Sebi tightens insider trading norms, revamps delisting rules
Mumbai: In wide-ranging reform push, Sebi today unveiled simpler delisting rules, tighter regulations to curb insider trading and imposed restrictions on willful defaulters on tapping the capital market.
With an aim to ensure better enforceability as well as putting in place a comprehensive set of norms for listed entities, Sebi has also come out with listing regulations, among other measures to further safeguard investors' interest.
Unveiling a slew of measures after its board meeting here, Sebi said that in case of "minor violations" entities would be given an opportunity to settle enforcement proceedings even before issuance of formal show cause notice.
Making the whole process less cumbersome, the Securities and Exchange Board of India (Sebi) has decided to reduce the time taken for completing the delisting process by about half from minimum 137 days at present.
Delisting would be deemed successful only if at least 25 per cent of the public shareholders have participated in the reverse book building process.
The regulator has further strengthened the norms to deal with insider trading activities by providing definition for connected person, among others, while making sure that legitimate business transactions are not adversely impacted.
"The new regulations strengthen the legal and enforcement framework, align Indian regime with international practices, provide clarity with respect to the definitions and concepts, and facilitate legitimate business transactions," Sebi said about the changed insider trading norms.
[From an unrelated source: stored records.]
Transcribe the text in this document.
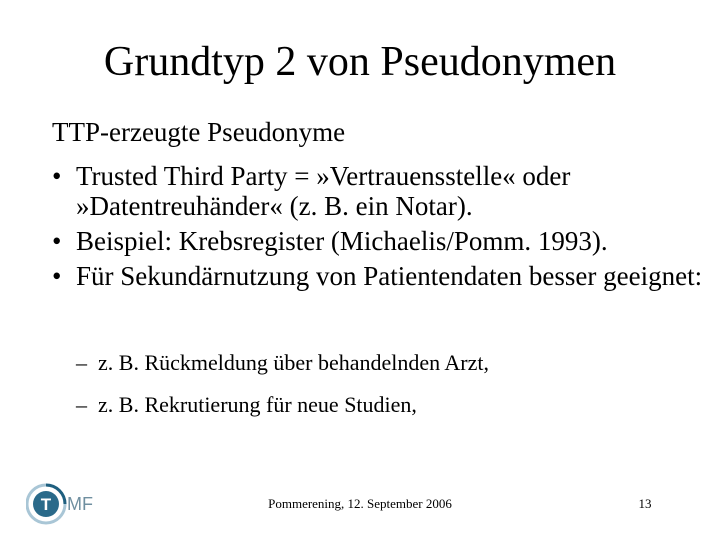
Grundtyp 2 von Pseudonymen
TTP-erzeugte Pseudonyme
• Trusted Third Party = »Vertrauensstelle« oder »Datentreuhänder« (z. B. ein Notar).
• Beispiel: Krebsregister (Michaelis/Pomm. 1993).
• Für Sekundärnutzung von Patientendaten besser geeignet:
– z. B. Rückmeldung über behandelnden Arzt,
– z. B. Rekrutierung für neue Studien,
T MF	Pommerening, 12. September 2006	13
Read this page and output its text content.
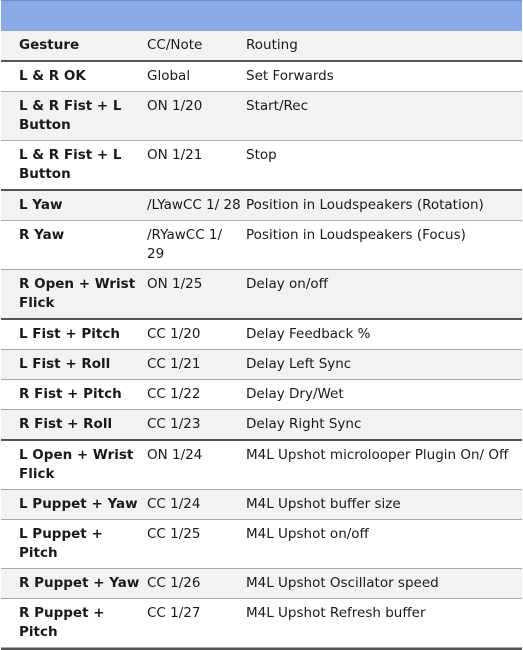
Gesture	CC/Note	Routing
L & R OK	Global	Set Forwards
L & R Fist + L Button	ON 1/20	Start/Rec
L & R Fist + L Button	ON 1/21	Stop
L Yaw	/LYawCC 1/ 28	Position in Loudspeakers (Rotation)
R Yaw	/RYawCC 1/ 29	Position in Loudspeakers (Focus)
R Open + Wrist Flick	ON 1/25	Delay on/off
L Fist + Pitch	CC 1/20	Delay Feedback %
L Fist + Roll	CC 1/21	Delay Left Sync
R Fist + Pitch	CC 1/22	Delay Dry/Wet
R Fist + Roll	CC 1/23	Delay Right Sync
L Open + Wrist Flick	ON 1/24	M4L Upshot microlooper Plugin On/ Off
L Puppet + Yaw	CC 1/24	M4L Upshot buffer size
L Puppet + Pitch	CC 1/25	M4L Upshot on/off
R Puppet + Yaw	CC 1/26	M4L Upshot Oscillator speed
R Puppet + Pitch	CC 1/27	M4L Upshot Refresh buffer
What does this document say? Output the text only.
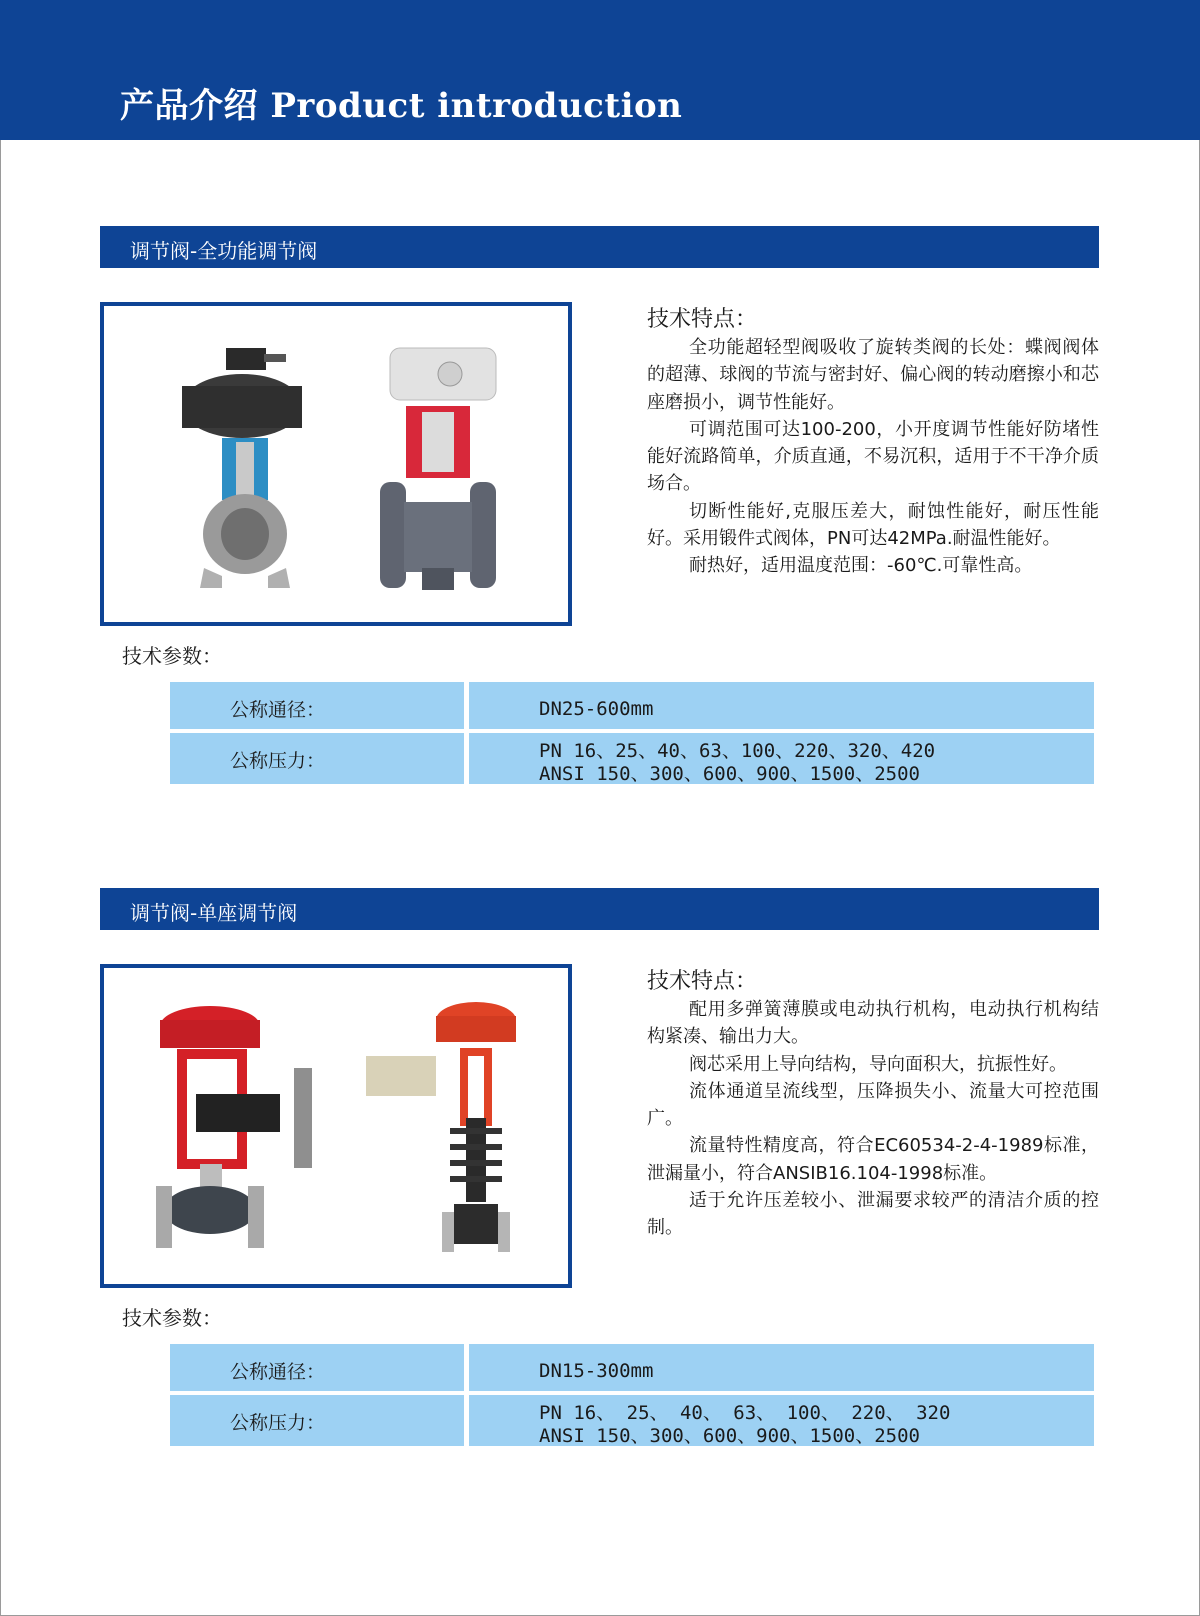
产品介绍 Product introduction
调节阀-全功能调节阀
技术特点：

全功能超轻型阀吸收了旋转类阀的长处：蝶阀阀体的超薄、球阀的节流与密封好、偏心阀的转动磨擦小和芯座磨损小，调节性能好。

可调范围可达100-200，小开度调节性能好防堵性能好流路简单，介质直通，不易沉积，适用于不干净介质场合。

切断性能好,克服压差大，耐蚀性能好，耐压性能好。采用锻件式阀体，PN可达42MPa.耐温性能好。

耐热好，适用温度范围：-60℃.可靠性高。

技术参数：
公称通径：	DN25-600mm
公称压力：	PN 16、25、40、63、100、220、320、420
ANSI 150、300、600、900、1500、2500
调节阀-单座调节阀
技术特点：

配用多弹簧薄膜或电动执行机构，电动执行机构结构紧凑、输出力大。

阀芯采用上导向结构，导向面积大，抗振性好。

流体通道呈流线型，压降损失小、流量大可控范围广。

流量特性精度高，符合EC60534-2-4-1989标准，泄漏量小，符合ANSIB16.104-1998标准。

适于允许压差较小、泄漏要求较严的清洁介质的控制。

技术参数：
公称通径：	DN15-300mm
公称压力：	PN 16、 25、 40、 63、 100、 220、 320
ANSI 150、300、600、900、1500、2500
Cracking the whip on wilful defaulters, the watchdog has decided to impose restrictions on them in terms of raising funds from the capital market.
Curbs would be put in place on companies, promoters, and directors that are categorised as a 'wilful defaulter' from accessing the capital market.
Currently, Sebi norms bar wilful defaulters from issuing convertible debt instruments. However, there is no restriction on such entities from raising funds from the capital market by way of public or rights issues, among others.